Even if the movie received an Excellence Award for animation at the Japan Media Arts Festival, its recognition however did not reflect its low results in the box office.
GTO (Great Teacher Onizuka)'s story as simple as it comes. Twenty-two year old Eikichi Onizuka is an ex-yankee (whose teenage adventures were already covered in the Shonan Jun'ai Gumi manga and OVA) who aims to become a teacher simply because he believes it would greatly rise his chances of having girls fall for him. Needless to say that once he receives his teacher's license and finds himself in charge of one of the most chaotic classes in his school, our Onizuka learns the painful gap between fantasy and reality.
Regardless of the poor budget Studio Pierrot had at the time to animate the series, the 1998-1999 period was luckily one where the GTO-mania was very present in Japanese media. Followed by the rapid popularity of the manga, the first GTO drama, movie, and anime surfed on the same waves of success as the original work to the point the oeuvre today remains as appreciated and well-known as it was fourteen years ago. (And how well was GTO appreciated? The live-action drama actually came first in 1998 and garnered a remake in 2012, while the manga resurfaced in the pages of Shonen Weekly Magazine in 2009 for a short-lived two-year sequel.)
Birth of the New Shonen Leaders
1999 can also be known as a transition year, seeing as how extremely popular shonen anime of today began popping up starting from there.
The one anime about pirates everyone loves to hate or defend, One Piece, began on the 20th of October and since then has released more than 600 episodes to this day. Whether you want to admit it or not, One Piece is currently the franchise you can find anywhere; from Japan to your home country, Luffy and his pirate crew appear in all forms of objects for you to buy. I am not sure if it is the case in other Western countries, but in France, an anime hasn't experienced a popularity boom this big since Dragonball Z. Today, One Piece movies are watchable in theaters months after their releases in Japan and also companies are fighting each other only to have the name affiliated with their own.

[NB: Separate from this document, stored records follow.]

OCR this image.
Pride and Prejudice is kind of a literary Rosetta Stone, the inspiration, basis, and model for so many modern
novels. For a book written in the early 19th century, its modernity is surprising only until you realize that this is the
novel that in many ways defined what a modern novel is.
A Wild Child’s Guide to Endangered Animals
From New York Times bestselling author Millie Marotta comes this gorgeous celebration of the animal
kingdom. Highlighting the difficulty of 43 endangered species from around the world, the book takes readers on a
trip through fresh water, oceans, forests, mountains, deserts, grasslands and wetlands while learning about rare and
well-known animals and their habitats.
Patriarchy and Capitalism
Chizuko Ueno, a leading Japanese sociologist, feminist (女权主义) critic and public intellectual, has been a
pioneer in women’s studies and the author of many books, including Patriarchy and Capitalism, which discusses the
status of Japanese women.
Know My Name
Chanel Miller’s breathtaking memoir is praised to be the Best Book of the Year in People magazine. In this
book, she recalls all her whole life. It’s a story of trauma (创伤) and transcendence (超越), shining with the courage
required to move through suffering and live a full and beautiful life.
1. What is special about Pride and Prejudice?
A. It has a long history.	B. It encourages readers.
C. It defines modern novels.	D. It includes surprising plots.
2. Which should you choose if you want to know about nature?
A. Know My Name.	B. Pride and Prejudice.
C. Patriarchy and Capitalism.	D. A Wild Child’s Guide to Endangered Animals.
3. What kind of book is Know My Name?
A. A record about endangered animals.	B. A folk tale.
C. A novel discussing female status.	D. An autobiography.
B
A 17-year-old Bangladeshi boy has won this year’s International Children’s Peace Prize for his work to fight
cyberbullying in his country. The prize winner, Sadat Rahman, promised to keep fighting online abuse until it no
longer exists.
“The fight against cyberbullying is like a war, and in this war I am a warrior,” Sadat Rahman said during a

The possible explanation for this boom can be that One Piece compared to other anime touches a large number of different audiences, such as Dragonball once did in the past. Instead of seeing only children into One Piece, teenagers, young adults, and even parents show their interest for this anime.
Ah, Hunter X Hunter. While I will always prefer your big and more mature brother over you (Yu Yu Hakusho), let I remind you that you hold a special place in my heart. While Yu Yu Hakusho covers underworld detectives and yokai creatures, Hunter X Hunter concerns…Hunters. More precisely, the plot revolves around a twelve-year-old boy named Gon who–cue drama–has been abandoned by his Hunter of a father, Ging. Dying to know what brought his father to prefer the life of a Hunter over the life of being a father, Gon decides to enter the very challenging and perilous Hunter exam.
Unless you guys have been living under a rock for the past year, Hunter X Hunter has been given a golden chance we (perhaps) all wish would happen to our favorite productions–a remake–and of good quality, should I add. The only notable difference I have realized so far between the anime of 1999 produced by the now very quiet Nippon Animation and the new one made by Madhouse is the censure of extremely violent scenes, which are pretty current during the Hunter Exam arc.
Like countless anime today, Hunter X Hunter was inspired by the great shonen shows of the late 80's and 90's: Dragonball Z for the action, Jojo's Bizarre Adventure for the characters, and I guess you can imagine the rest of the list.
By revisiting the classics of shonen from the past and mixing it up into its own sauce, anime like GTO, Hunter X Hunter, and more recently One Piece are taking place as the big names of the shonen genre until the arrival of the next generation.
So yes, although 1999 gave us One Piece, Samurai X and other remarkable works, it was a silent year in comparison to what we've seen before. With the 21st century up ahead and promising a new beginning for the anime industry that has suffered due to the end of the Japanese economic bubble, anime was surely preparing to make a "comeback of comebacks" for the year 2000.